The Commissioner’s note of startled surprise was justified, for Larry had suddenly brought round his horse and was riding furiously across the park, taking no small risk from the low railings he leapt.
He had seen a figure, unmistakably tall, muffled to the chin in a pea-jacket, slouching along the path that led to one of the gates of the park.
The man heard the gallop of hoofs and ran as straight and as swift as a deer, gained the gates and ran out into the street. The gate was too small for Larry to ride his horse through, and he flung himself off and, leaving his mount to his own devices, he ran out into the street.
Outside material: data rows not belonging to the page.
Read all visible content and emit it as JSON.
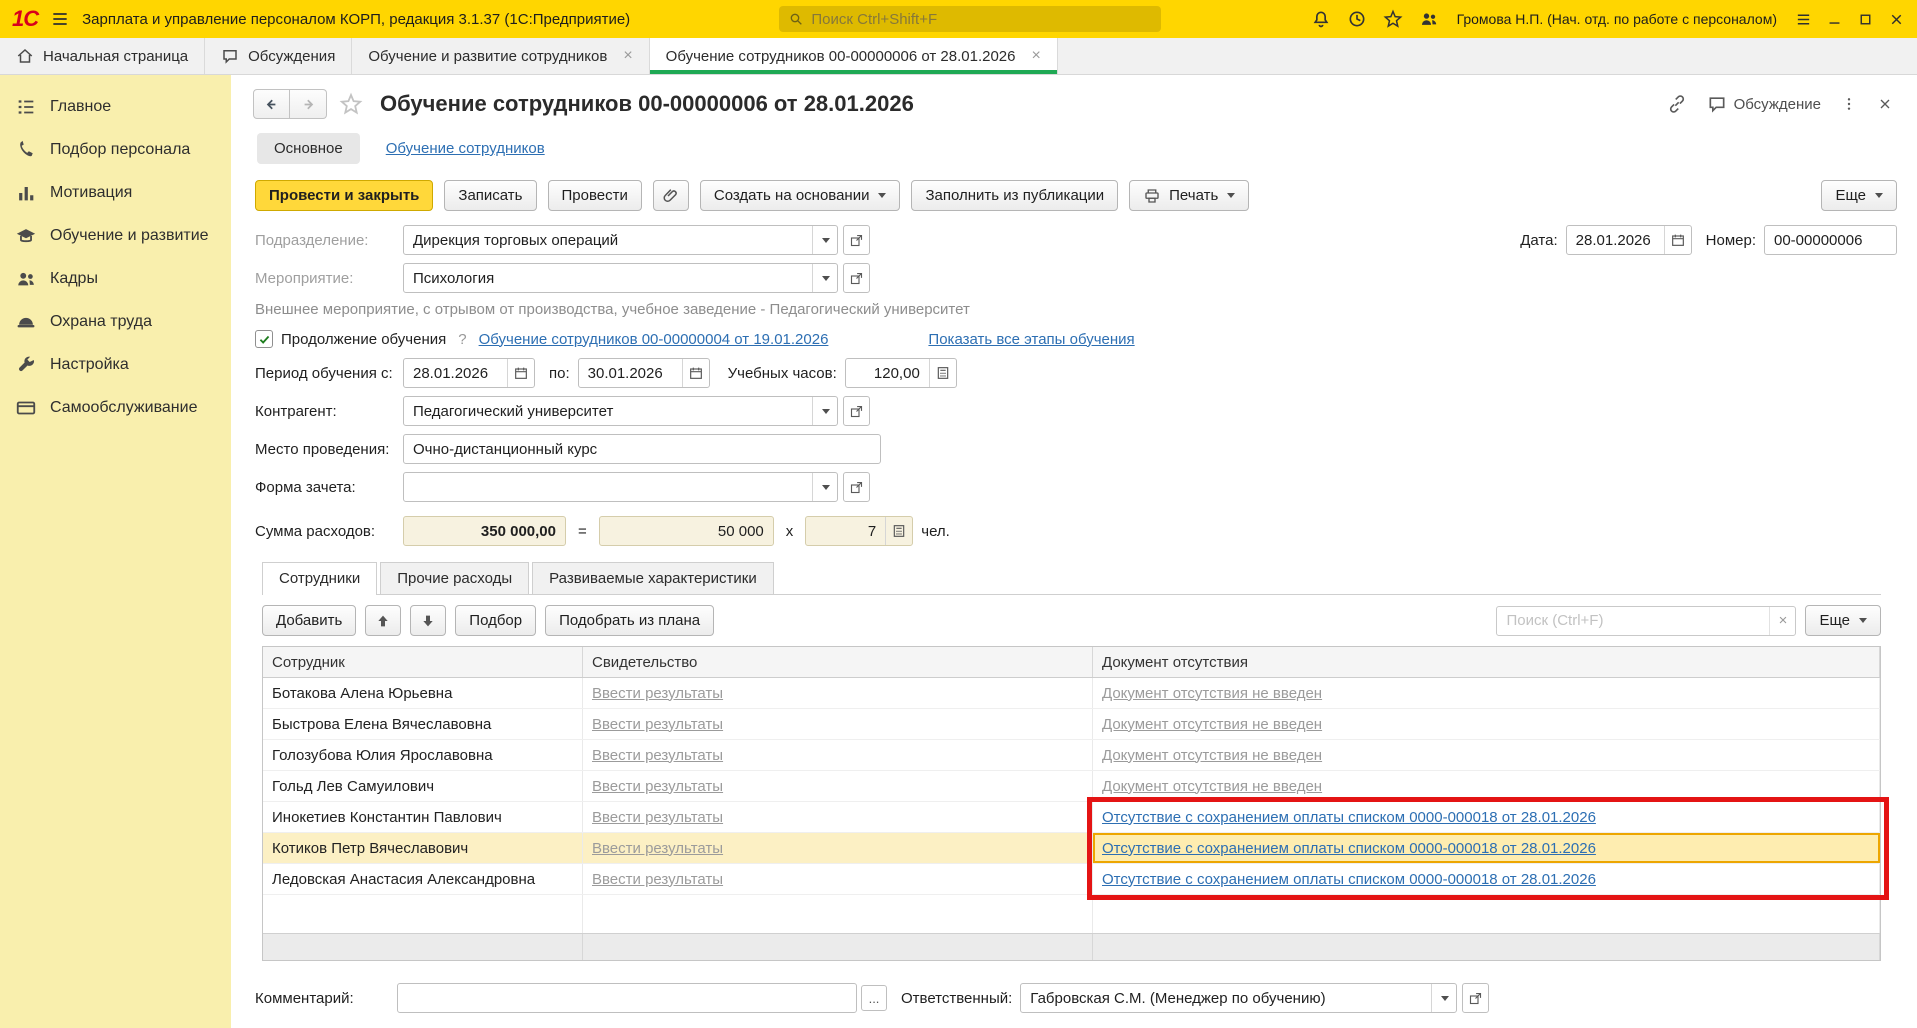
{
  "topbar": {
    "app_title": "Зарплата и управление персоналом КОРП, редакция 3.1.37 (1С:Предприятие)",
    "search_placeholder": "Поиск Ctrl+Shift+F",
    "user_name": "Громова Н.П. (Нач. отд. по работе с персоналом)"
  },
  "tabbar": {
    "home_label": "Начальная страница",
    "discussions_label": "Обсуждения",
    "doc_tabs": [
      {
        "label": "Обучение и развитие сотрудников"
      },
      {
        "label": "Обучение сотрудников 00-00000006 от 28.01.2026"
      }
    ]
  },
  "sidebar": {
    "items": [
      {
        "label": "Главное"
      },
      {
        "label": "Подбор персонала"
      },
      {
        "label": "Мотивация"
      },
      {
        "label": "Обучение и развитие"
      },
      {
        "label": "Кадры"
      },
      {
        "label": "Охрана труда"
      },
      {
        "label": "Настройка"
      },
      {
        "label": "Самообслуживание"
      }
    ]
  },
  "doc": {
    "title": "Обучение сотрудников 00-00000006 от 28.01.2026",
    "discussion_label": "Обсуждение",
    "subtab_main": "Основное",
    "subtab_link": "Обучение сотрудников",
    "toolbar": {
      "post_and_close": "Провести и закрыть",
      "save": "Записать",
      "post": "Провести",
      "create_based_on": "Создать на основании",
      "fill_from_publication": "Заполнить из публикации",
      "print": "Печать",
      "more": "Еще"
    },
    "fields": {
      "department_label": "Подразделение:",
      "department_value": "Дирекция торговых операций",
      "date_label": "Дата:",
      "date_value": "28.01.2026",
      "number_label": "Номер:",
      "number_value": "00-00000006",
      "event_label": "Мероприятие:",
      "event_value": "Психология",
      "event_note": "Внешнее мероприятие, с отрывом от производства, учебное заведение - Педагогический университет",
      "continuation_label": "Продолжение обучения",
      "continuation_help": "?",
      "continuation_doc_link": "Обучение сотрудников 00-00000004 от 19.01.2026",
      "show_all_stages_link": "Показать все этапы обучения",
      "period_from_label": "Период обучения с:",
      "period_from_value": "28.01.2026",
      "period_to_label": "по:",
      "period_to_value": "30.01.2026",
      "hours_label": "Учебных часов:",
      "hours_value": "120,00",
      "contractor_label": "Контрагент:",
      "contractor_value": "Педагогический университет",
      "venue_label": "Место проведения:",
      "venue_value": "Очно-дистанционный курс",
      "credit_form_label": "Форма зачета:",
      "amount_label": "Сумма расходов:",
      "amount_total": "350 000,00",
      "amount_equals": "=",
      "amount_per_person": "50 000",
      "amount_times": "x",
      "amount_people_count": "7",
      "amount_unit": "чел."
    },
    "grid": {
      "tabs": [
        {
          "label": "Сотрудники"
        },
        {
          "label": "Прочие расходы"
        },
        {
          "label": "Развиваемые характеристики"
        }
      ],
      "toolbar": {
        "add": "Добавить",
        "pick": "Подбор",
        "pick_from_plan": "Подобрать из плана",
        "search_placeholder": "Поиск (Ctrl+F)",
        "more": "Еще"
      },
      "columns": [
        {
          "label": "Сотрудник"
        },
        {
          "label": "Свидетельство"
        },
        {
          "label": "Документ отсутствия"
        }
      ],
      "rows": [
        {
          "employee": "Ботакова Алена Юрьевна",
          "certificate": "Ввести результаты",
          "absence": "Документ отсутствия не введен"
        },
        {
          "employee": "Быстрова Елена Вячеславовна",
          "certificate": "Ввести результаты",
          "absence": "Документ отсутствия не введен"
        },
        {
          "employee": "Голозубова Юлия Ярославовна",
          "certificate": "Ввести результаты",
          "absence": "Документ отсутствия не введен"
        },
        {
          "employee": "Гольд Лев Самуилович",
          "certificate": "Ввести результаты",
          "absence": "Документ отсутствия не введен"
        },
        {
          "employee": "Инокетиев Константин Павлович",
          "certificate": "Ввести результаты",
          "absence": "Отсутствие с сохранением оплаты списком 0000-000018 от 28.01.2026"
        },
        {
          "employee": "Котиков Петр Вячеславович",
          "certificate": "Ввести результаты",
          "absence": "Отсутствие с сохранением оплаты списком 0000-000018 от 28.01.2026"
        },
        {
          "employee": "Ледовская Анастасия Александровна",
          "certificate": "Ввести результаты",
          "absence": "Отсутствие с сохранением оплаты списком 0000-000018 от 28.01.2026"
        }
      ]
    },
    "footer": {
      "comment_label": "Комментарий:",
      "ellipsis": "...",
      "responsible_label": "Ответственный:",
      "responsible_value": "Габровская С.М. (Менеджер по обучению)"
    }
  }
}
He saw no more than a car pull away from the kerb and move rapidly eastward.
He looked around for a cab, but there was none in sight, and with a shrug he came back, found his horse, mounted and trotted slowly back to where Sir John was sitting.
“Where the devil did you go?” asked Sir John.
“I saw a gentleman I am most anxious to meet,” said Larry a little breathlessly. “One Blind Jake, who was taking his morning constitutional in the park, with his car waiting to pick him up like a perfect gentleman. If I had had a gun I would have given Tarling another Daffodil Mystery to solve. I should have been glad to find flowers for Blind Jake!”